Il 2024 si è rivelato un anno finanziariamente difficile per la Lega, che ha chiuso il bilancio con un saldo negativo di 700 mila euro. Questa sofferenza economica non è un evento isolato, ma il risultato di una situazione pregressa estremamente complessa. Il partito, infatti, è ancora gravato dalla sentenza che ha condannato la “vecchia” Lega a restituire allo Stato una cifra ingente: i 49 milioni di euro di fondi elettorali, utilizzati impropriamente dai vertici del partito durante l’epoca della leadership di Umberto Bossi per affari di natura privata.
Per adempiere a questa condanna, la formazione politica guidata da Matteo Salvini è costretta a versare ogni due mesi una rata di 100 mila euro su un conto vincolato, un impegno che erode significativamente le sue già provate risorse finanziarie.

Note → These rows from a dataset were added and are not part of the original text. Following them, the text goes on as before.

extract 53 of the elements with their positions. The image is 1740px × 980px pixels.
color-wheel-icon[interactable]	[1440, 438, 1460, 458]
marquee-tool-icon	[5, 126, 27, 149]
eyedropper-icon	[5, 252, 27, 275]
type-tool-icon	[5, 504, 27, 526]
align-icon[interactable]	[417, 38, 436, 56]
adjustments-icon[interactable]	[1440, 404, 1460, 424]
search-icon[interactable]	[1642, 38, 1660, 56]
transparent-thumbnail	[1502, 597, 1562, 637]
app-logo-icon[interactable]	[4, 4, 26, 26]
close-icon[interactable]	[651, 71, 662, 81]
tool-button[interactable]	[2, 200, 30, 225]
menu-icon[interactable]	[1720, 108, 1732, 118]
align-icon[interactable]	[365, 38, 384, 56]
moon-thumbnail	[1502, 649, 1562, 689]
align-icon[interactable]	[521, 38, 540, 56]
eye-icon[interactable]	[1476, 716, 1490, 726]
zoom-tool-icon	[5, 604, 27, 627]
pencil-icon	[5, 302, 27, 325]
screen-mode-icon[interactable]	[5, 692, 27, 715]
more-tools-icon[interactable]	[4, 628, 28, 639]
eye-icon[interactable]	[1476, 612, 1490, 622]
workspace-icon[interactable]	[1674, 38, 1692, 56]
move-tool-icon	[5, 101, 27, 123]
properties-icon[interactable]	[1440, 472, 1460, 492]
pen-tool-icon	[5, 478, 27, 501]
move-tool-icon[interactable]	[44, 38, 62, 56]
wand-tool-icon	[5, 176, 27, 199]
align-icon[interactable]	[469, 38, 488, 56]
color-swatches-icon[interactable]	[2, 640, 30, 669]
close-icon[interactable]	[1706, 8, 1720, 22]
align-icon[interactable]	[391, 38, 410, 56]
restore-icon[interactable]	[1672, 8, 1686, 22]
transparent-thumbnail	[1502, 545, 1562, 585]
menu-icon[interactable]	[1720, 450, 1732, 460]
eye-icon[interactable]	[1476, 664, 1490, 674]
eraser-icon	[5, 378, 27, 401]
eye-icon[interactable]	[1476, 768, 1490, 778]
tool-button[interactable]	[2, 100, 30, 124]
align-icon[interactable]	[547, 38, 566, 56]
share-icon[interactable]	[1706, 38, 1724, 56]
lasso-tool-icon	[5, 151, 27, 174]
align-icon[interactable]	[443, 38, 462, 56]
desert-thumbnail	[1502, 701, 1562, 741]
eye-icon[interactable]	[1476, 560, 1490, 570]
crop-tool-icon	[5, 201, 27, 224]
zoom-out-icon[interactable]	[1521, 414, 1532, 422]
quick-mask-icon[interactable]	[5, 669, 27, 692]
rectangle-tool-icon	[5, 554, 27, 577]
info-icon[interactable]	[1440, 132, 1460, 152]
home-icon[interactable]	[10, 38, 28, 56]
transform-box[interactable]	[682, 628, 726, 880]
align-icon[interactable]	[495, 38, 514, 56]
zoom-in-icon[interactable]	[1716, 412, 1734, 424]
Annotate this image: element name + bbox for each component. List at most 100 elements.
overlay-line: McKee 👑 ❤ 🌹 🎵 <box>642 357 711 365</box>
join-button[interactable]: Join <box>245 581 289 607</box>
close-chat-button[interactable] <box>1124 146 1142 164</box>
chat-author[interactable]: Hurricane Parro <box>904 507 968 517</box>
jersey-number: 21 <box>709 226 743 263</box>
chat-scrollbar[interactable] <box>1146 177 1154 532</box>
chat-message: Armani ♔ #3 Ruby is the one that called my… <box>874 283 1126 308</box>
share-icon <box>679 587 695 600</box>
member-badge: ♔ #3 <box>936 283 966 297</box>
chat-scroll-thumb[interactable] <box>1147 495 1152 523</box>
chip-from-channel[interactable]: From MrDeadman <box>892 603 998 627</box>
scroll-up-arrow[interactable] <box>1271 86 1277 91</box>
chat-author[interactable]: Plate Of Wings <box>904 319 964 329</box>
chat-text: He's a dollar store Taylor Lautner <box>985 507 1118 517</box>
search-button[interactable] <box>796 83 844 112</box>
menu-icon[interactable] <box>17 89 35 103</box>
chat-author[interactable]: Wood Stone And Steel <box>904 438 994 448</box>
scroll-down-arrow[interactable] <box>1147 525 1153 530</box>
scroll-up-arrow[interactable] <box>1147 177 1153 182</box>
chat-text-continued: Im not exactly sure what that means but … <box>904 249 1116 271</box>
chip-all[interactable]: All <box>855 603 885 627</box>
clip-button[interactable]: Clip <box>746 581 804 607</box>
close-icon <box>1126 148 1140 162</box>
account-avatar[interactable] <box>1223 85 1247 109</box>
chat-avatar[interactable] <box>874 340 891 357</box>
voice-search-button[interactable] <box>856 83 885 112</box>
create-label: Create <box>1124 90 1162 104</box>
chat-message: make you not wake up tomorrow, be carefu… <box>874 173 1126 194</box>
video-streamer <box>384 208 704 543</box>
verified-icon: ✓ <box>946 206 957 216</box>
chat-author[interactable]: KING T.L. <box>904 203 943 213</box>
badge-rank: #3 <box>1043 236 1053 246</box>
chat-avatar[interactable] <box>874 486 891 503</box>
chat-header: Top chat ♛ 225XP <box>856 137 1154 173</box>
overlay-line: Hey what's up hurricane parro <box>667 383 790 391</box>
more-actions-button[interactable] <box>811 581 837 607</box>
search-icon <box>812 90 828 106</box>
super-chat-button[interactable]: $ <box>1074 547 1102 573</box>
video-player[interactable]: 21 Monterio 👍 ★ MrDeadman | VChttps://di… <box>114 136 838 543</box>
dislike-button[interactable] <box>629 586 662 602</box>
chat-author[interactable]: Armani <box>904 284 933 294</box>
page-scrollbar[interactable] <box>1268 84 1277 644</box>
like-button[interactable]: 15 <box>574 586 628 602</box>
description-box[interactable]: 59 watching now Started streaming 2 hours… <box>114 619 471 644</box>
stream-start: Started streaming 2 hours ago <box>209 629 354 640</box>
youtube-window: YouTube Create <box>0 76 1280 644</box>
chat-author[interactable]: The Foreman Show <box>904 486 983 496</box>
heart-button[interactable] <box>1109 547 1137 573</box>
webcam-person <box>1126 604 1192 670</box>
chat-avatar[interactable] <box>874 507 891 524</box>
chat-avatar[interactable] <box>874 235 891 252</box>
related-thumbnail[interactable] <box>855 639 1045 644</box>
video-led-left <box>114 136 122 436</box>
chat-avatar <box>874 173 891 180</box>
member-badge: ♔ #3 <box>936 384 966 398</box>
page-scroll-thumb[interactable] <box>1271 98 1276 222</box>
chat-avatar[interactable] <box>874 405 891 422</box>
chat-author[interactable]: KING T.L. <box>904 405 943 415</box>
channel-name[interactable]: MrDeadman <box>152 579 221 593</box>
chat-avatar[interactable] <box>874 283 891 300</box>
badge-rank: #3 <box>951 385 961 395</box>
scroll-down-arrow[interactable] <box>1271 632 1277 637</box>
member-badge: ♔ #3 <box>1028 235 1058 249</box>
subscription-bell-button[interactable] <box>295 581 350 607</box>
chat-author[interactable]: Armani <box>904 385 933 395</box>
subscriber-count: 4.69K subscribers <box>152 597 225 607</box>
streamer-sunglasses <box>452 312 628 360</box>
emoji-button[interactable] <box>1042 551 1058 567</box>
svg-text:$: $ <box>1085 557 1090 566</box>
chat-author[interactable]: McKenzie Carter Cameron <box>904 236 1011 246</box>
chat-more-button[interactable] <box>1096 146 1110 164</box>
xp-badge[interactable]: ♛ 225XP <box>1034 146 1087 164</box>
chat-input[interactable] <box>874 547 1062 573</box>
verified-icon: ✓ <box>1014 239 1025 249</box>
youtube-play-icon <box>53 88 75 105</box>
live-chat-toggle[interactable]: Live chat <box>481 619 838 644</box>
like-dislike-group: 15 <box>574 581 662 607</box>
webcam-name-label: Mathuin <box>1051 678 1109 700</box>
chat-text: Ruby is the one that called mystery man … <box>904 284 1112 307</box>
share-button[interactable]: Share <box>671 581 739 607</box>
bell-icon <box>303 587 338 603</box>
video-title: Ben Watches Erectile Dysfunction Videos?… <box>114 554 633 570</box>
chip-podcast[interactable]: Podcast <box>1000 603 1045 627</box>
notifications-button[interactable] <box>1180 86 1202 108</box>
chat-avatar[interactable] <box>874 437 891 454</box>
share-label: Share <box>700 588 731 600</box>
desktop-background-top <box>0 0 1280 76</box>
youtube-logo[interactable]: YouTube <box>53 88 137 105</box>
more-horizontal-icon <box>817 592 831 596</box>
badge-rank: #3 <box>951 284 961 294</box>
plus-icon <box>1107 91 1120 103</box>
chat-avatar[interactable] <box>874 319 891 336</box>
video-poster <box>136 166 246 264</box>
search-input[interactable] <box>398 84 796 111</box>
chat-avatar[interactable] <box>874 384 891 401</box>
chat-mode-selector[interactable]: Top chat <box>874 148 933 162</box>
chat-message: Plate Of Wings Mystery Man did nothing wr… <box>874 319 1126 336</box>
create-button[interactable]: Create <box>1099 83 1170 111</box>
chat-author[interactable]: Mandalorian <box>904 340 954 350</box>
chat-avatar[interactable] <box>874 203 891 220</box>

La questione dei finanziamenti interni
Il sistema di finanziamento dei partiti politici in Italia, e la Lega non fa eccezione, si basa su diverse fonti. Una parte significativa deriva dai rimborsi pubblici destinati ai gruppi parlamentari, calcolati in base al numero di deputati e senatori. A questi si aggiungono i contributi volontari e regolamentati che ogni eletto si impegna a versare su base mensile, in base agli accordi siglati prima della propria elezione. Infine, vi sono i versamenti da parte di soggetti privati, che devono essere tracciati e non possono superare il tetto annuo di 100 mila euro. Le norme interne alla Lega stabiliscono che gli eletti al Parlamento italiano debbano versare 3 mila euro al mese, mentre gli eurodeputati di Bruxelles sono tenuti a contribuire con una quota di 2 mila euro mensili. Questi contributi rappresentano un pilastro fondamentale per la gestione finanziaria quotidiana del partito e per il sostegno alle sue attività politiche.

Il caso Roberto Vannacci
In questo scenario di difficoltà finanziaria e di regole precise, emerge la figura di Roberto Vannacci. Il generale (in pensione) è stato eletto eurodeputato nel giugno 2024 e, nel maggio 2025, è stato persino nominato vicesegretario del partito da Matteo Salvini, acquisendo quindi un ruolo di primo piano all’interno della dirigenza del Carroccio. Nonostante la sua posizione e gli accordi che ogni eletto è tenuto a rispettare, il nome di Roberto Vannacci non figura nell’elenco dei contribuenti sul sito della Camera. Ciò significa che l’eurodeputato non ha mai versato la sua quota di sostegno al partito, né da semplice europarlamentare, né dopo la sua promozione a vicesegretario. Questo comportamento, in un momento di grave sofferenza economica per la Lega, ha sollevato forti malumori e crescenti tensioni interne, in particolare tra gli eletti “storici” che rispettano regolarmente i propri impegni finanziari. La domanda che si diffonde tra i membri del partito è diventata sempre più insistente: «Perché noi paghiamo tutti e lui no?».
La risposta del vicesegretario
Interrogato direttamente da “Il Fatto Quotidiano” in merito alla questione dei mancati versamenti, Roberto Vannacci ha liquidato la vicenda in maniera piuttosto evasiva. Ha sostenuto che si tratta di una “questione che riguarda me, Salvini e la Lega”, negando di fatto la sua natura pubblica, nonostante il finanziamento dei partiti sia un tema di interesse generale. Ha poi aggiunto di avere una sua organizzazione, denominata “Il mondo al contrario“, il che ha portato a ipotizzare che i fondi destinati al partito siano invece convogliati verso questa entità. A questa esplicita domanda del giornalista, Vannacci ha risposto in modo sbrigativo e sprezzante, affermando che le erogazioni sono “liberali” e che il loro nome stesso ne suggerisce la natura facoltativa, un’interpretazione che si scontra palesemente con le regole interne della Lega a cui gli eletti aderiscono. La sua risposta, “Arrivederci”, ha chiuso bruscamente la conversazione, senza fornire ulteriori chiarimenti, lasciando la situazione irrisolta e i dubbi irrisolti all’interno del partito.